Traceseal provides cryptographic proof of actions performed by AI agents, offering a tamper-evident audit trail for each invocation. It addresses the challenge of verifying what an AI agent did, who authorized it, and who attested to the execution, all without requiring access to the operator’s environment or keys. The tool is built around a receipt system that encapsulates execution details, provenance, and attestation in a single, verifiable JSON document.
The process begins with the publisher signing the AI skill bundle using an ed25519 key, covering every source file through a content-addressed manifest. This signature and the public key are recorded in a transparency log. When the skill is executed, the operator runs it inside a kernel-namespace sandbox (using bwrap), with the runtime capturing hashes of inputs, outputs, timing, and sandbox configuration. The operator then signs the full execution record with their own ed25519 key. The resulting receipt contains three sections: execution (detailing the skill, manifest hash, input/output hashes, and audit chain link), provenance (publisher’s fingerprint, public key, and transparency log sequence), and attestation (operator’s signature and public key). Any tampering with the receipt invalidates the signature, ensuring integrity.

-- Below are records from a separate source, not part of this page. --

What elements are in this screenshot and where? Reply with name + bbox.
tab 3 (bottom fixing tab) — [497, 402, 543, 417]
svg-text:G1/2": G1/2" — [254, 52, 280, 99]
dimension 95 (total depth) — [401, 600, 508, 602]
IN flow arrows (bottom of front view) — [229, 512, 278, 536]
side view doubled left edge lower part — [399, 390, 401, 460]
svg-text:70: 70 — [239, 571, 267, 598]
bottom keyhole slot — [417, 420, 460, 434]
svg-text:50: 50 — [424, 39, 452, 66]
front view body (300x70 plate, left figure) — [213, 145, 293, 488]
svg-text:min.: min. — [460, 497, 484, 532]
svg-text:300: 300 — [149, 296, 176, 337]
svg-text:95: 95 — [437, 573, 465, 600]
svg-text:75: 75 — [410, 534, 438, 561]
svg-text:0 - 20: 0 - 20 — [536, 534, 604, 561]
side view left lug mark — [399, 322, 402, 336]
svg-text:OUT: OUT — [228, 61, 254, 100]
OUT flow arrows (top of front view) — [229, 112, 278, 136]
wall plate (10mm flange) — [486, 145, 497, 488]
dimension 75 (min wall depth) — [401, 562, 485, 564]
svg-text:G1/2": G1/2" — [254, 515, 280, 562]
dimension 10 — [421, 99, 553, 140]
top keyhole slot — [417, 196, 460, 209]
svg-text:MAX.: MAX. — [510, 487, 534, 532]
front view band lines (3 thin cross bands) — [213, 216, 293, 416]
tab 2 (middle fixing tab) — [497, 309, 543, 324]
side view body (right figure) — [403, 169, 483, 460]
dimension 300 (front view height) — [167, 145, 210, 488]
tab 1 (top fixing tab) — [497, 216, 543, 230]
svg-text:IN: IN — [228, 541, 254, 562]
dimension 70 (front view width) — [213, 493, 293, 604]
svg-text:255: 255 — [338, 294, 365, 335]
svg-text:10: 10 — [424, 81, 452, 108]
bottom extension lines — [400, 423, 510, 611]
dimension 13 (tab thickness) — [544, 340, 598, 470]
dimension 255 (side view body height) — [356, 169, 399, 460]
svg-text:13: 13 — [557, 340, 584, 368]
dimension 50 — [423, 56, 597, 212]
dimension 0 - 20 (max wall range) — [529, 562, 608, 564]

Verification is accessible to any third party by installing the traceseal-verify tool and running a single command on the receipt file. This process checks both the publisher’s and operator’s signatures without any trust assumptions or need for operator contact. The receipt format is canonical JSON, and verification depends only on the receipt file and cryptographic libraries. The tool supports offline verification with clear exit codes indicating validity.
Traceseal is implemented as a command-line tool and is available for installation via pip. It is based on an open specification, with the receipt format, signing convention, and verification algorithm fully documented. 0, allowing commercial use, auditing, and independent implementation. The system uses ed25519 for signatures and SHA-256 for hashing, and is designed to be transparent and reproducible, with real-world tests and production usage documented.
In the CLI tools & terminal space, Traceseal takes a focused approach. It focuses on providing verifiable, tamper-evident proof of AI agent actions for audit and compliance. Traceseal is an open-source project aimed at AI developers and auditors. The project is open source (Apache-2.0). Traceseal is available on the command line.
Traceseal first shipped in 2026. The project is developed in the open on GitHub with 4 commits in the last 90 days. Across PulseGate's embedding index, Traceseal has few near neighbours, marking it as relatively distinct. Among its 4 catalogued features are cryptographic receipts, execution verification, and CLI interface.
Latest indexed changes and source events
traceseal.io discovered by the PulseGate indexer
Other apps tracked under the same category.